When you use a connection pool of long-lived TCP connections for an application, the service efficiency of the application is improved. In specific scenarios, the connection pool may affect distributed load balancing in a negative manner and may result in unbalanced loads on compute nodes.

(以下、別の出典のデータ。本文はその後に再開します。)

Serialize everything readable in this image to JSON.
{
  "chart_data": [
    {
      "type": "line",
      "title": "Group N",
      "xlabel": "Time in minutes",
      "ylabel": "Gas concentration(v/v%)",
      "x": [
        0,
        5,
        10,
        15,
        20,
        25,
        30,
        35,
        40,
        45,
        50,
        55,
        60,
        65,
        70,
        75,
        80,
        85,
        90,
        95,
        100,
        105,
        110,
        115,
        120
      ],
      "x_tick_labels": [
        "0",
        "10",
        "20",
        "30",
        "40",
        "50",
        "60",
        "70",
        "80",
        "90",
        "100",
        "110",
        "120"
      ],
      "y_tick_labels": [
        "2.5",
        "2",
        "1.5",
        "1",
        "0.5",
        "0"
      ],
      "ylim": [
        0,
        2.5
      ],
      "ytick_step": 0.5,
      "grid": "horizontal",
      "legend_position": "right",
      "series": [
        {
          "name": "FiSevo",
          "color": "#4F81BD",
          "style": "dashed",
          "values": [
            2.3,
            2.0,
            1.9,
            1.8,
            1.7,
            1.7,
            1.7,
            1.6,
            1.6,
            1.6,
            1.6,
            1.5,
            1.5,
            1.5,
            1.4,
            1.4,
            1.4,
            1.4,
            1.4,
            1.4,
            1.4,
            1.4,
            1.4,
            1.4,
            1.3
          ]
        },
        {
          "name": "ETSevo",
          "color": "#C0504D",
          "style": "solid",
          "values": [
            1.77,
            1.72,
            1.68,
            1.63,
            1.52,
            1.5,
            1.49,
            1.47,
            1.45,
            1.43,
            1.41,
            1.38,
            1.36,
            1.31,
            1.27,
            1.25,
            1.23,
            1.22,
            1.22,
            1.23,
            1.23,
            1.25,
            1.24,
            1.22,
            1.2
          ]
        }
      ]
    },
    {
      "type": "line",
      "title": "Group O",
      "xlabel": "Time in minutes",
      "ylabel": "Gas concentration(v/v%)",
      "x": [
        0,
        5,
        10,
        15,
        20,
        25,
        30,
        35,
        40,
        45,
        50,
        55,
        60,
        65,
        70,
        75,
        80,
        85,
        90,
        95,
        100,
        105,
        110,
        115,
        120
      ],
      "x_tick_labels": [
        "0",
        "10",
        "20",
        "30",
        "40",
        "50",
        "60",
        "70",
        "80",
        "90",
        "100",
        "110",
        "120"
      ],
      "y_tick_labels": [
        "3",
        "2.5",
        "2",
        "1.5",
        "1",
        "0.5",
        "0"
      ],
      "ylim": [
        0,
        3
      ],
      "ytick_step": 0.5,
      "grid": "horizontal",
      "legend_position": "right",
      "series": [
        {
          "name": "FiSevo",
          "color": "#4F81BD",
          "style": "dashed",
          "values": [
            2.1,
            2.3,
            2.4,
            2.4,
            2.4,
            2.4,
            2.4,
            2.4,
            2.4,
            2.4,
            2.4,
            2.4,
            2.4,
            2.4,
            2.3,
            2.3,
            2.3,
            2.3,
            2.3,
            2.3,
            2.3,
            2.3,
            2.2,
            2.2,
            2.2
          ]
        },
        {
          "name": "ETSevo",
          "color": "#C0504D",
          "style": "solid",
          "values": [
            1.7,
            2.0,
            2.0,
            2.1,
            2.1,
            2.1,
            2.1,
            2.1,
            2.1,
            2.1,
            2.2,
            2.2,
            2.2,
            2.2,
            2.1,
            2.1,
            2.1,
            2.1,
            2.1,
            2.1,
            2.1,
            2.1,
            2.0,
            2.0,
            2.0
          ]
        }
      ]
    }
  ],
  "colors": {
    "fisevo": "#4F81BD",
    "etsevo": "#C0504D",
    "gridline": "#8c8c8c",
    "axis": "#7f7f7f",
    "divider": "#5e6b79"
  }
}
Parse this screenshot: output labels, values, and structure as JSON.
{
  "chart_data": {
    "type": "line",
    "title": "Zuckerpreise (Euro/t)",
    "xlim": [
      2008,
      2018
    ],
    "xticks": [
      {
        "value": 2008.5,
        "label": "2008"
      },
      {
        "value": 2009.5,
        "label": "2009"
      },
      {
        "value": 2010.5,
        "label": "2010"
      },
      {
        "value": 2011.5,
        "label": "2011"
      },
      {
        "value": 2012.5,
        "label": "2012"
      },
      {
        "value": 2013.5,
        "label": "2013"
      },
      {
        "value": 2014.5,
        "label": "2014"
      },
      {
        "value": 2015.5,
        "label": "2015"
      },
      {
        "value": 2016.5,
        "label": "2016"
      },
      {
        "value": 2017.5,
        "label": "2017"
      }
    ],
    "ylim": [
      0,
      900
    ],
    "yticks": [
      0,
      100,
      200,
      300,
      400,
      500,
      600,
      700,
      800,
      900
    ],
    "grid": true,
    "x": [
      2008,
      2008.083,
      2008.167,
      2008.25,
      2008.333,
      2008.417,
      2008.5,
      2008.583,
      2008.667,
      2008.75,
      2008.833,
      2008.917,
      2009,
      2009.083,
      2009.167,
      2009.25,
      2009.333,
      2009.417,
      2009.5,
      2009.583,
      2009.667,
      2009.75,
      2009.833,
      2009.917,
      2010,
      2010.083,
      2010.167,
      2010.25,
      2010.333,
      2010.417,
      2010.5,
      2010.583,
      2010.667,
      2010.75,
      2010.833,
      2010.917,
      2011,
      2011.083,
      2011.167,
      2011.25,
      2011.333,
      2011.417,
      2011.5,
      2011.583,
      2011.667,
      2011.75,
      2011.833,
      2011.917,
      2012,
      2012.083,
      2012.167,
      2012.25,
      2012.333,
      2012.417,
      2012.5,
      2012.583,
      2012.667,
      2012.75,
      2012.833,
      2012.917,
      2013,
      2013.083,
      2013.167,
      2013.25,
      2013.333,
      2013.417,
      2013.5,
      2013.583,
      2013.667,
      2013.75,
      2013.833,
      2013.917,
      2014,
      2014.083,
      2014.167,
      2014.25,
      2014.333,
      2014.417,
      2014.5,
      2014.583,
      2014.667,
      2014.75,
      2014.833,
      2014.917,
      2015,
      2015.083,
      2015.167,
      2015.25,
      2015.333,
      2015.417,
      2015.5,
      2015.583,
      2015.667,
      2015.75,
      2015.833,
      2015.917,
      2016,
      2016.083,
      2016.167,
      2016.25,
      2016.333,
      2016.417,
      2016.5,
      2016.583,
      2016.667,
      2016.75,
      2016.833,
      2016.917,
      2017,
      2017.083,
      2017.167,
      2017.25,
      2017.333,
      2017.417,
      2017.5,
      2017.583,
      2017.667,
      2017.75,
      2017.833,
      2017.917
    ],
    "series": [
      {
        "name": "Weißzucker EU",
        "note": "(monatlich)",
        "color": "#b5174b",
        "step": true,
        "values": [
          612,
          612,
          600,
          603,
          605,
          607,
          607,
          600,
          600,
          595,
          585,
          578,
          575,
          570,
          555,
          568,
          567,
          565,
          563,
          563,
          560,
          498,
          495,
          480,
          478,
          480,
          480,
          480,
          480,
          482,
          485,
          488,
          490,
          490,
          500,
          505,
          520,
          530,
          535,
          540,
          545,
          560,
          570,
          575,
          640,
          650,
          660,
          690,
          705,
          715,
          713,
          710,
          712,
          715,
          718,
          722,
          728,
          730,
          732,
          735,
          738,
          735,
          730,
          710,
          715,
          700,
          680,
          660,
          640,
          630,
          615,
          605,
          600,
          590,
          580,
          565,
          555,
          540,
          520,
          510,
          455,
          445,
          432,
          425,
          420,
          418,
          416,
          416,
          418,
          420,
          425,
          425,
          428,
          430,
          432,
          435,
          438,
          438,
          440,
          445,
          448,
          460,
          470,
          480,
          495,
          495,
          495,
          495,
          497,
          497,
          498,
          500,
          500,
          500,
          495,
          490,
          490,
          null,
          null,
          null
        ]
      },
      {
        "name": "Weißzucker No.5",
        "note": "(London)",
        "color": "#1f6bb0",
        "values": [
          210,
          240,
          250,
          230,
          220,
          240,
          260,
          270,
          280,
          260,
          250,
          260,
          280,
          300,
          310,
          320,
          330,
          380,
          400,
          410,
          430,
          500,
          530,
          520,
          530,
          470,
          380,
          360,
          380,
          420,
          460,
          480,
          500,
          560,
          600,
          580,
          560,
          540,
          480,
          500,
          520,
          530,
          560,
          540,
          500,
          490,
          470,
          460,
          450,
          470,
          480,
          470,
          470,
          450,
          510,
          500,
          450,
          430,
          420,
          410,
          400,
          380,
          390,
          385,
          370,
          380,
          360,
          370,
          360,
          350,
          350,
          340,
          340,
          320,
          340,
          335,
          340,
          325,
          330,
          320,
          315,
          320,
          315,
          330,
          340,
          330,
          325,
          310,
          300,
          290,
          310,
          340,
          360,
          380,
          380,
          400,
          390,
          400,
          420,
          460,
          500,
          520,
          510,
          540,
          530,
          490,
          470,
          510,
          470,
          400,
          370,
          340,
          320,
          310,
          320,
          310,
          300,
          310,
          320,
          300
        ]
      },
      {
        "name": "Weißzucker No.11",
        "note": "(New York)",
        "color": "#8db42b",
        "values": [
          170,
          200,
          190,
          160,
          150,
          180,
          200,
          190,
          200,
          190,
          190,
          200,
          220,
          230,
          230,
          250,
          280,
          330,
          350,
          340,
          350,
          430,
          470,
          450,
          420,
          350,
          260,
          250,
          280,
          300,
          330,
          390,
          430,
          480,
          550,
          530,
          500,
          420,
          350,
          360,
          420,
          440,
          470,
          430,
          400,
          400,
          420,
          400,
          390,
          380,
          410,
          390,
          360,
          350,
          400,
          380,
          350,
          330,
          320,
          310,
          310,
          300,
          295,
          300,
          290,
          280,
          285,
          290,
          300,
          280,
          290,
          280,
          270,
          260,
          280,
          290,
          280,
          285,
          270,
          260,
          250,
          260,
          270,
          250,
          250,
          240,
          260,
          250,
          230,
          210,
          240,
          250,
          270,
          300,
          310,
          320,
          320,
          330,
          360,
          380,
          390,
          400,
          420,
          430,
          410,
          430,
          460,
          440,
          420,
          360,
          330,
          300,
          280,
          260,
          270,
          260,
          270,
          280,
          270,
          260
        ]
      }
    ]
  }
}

Unbalanced loads caused by surging connections
If an application establishes a large number of connections in a short period, the corresponding load balancer cannot update the statistics of the connections in real time. This may cause an issue that specific compute nodes manage excessive connections. At the same time, connection pooling is implemented. As a result, the overall performance of the system is reduced because loads on specific compute nodes are higher than loads on other compute nodes.
Unbalanced loads caused by liveness detection exceptions during load balancing
A load balancer uses the liveness detection feature to determine whether a compute node is normal. If the liveness detection feature becomes abnormal, the system may distribute fewer connections to specific compute nodes. At the same time, connection pooling is implemented. As a result, the overall performance of the system is reduced because loads on specific compute nodes are lower than loads on other compute nodes.

You can specify the phyTimeoutMillis parameter or phyMaxUseCount parameter for your Druid connection pool to update the connections in the Druid connection pool on a regular basis. For example, you can set the value of the phyMaxUseCount parameter to 10000 or set the value of the phyTimeoutMillis parameter to 600000. This way, you can resolve the preceding issues and maintain the system performance. We recommend that you specify the phyTimeoutMillis parameter and phyMaxUseCount parameter for your Druid connection pool.

接続プールとスレッドプールの設定方法

ほとんどの場合、アプリケーションがデータベースに対してクエリを実行すると、アプリケーションは複数のスレッドを作成します。各スレッドは、データベースへの接続を取得し、クエリを実行します。スレッドプールを使用してアプリケーションのスレッドを管理し、スレッドの作成とスレッドのリリースに必要なオーバーヘッドを減らすことができます。スレッドの最大数は、スレッドプールにとって重要な要素です。ビジネス要件に基づいてスレッドの最大数を変更できます。

理論的には、クエリのRTが同様の値である場合、「QPSとRTに基づいて必要な接続を計算する」セクションで説明されている式を使用して、接続プールサイズの妥当な値を計算できます。次のルールに基づいて、スレッドの最大数を決定することもできます。1つのデータベース接続で1つのスレッドが使用されます。実際には、ホットポット、ロック、データスキューなどの要因により、クエリのRTが増加する場合があります。特定のケースでは、接続が中断され得る。理想的なシナリオに基づいて接続プールとスレッドプールを構成すると、クエリが遅いために接続プールとスレッドプールのリソースが使い果たされる可能性があります。この場合、アプリケーションのサービスが中断され、アプリケーションに関連付けられているシステムも悪影響を受けます。この問題を防ぐために、接続数とスレッドの最大数を計算値の2倍に1.5値に設定することを推奨します。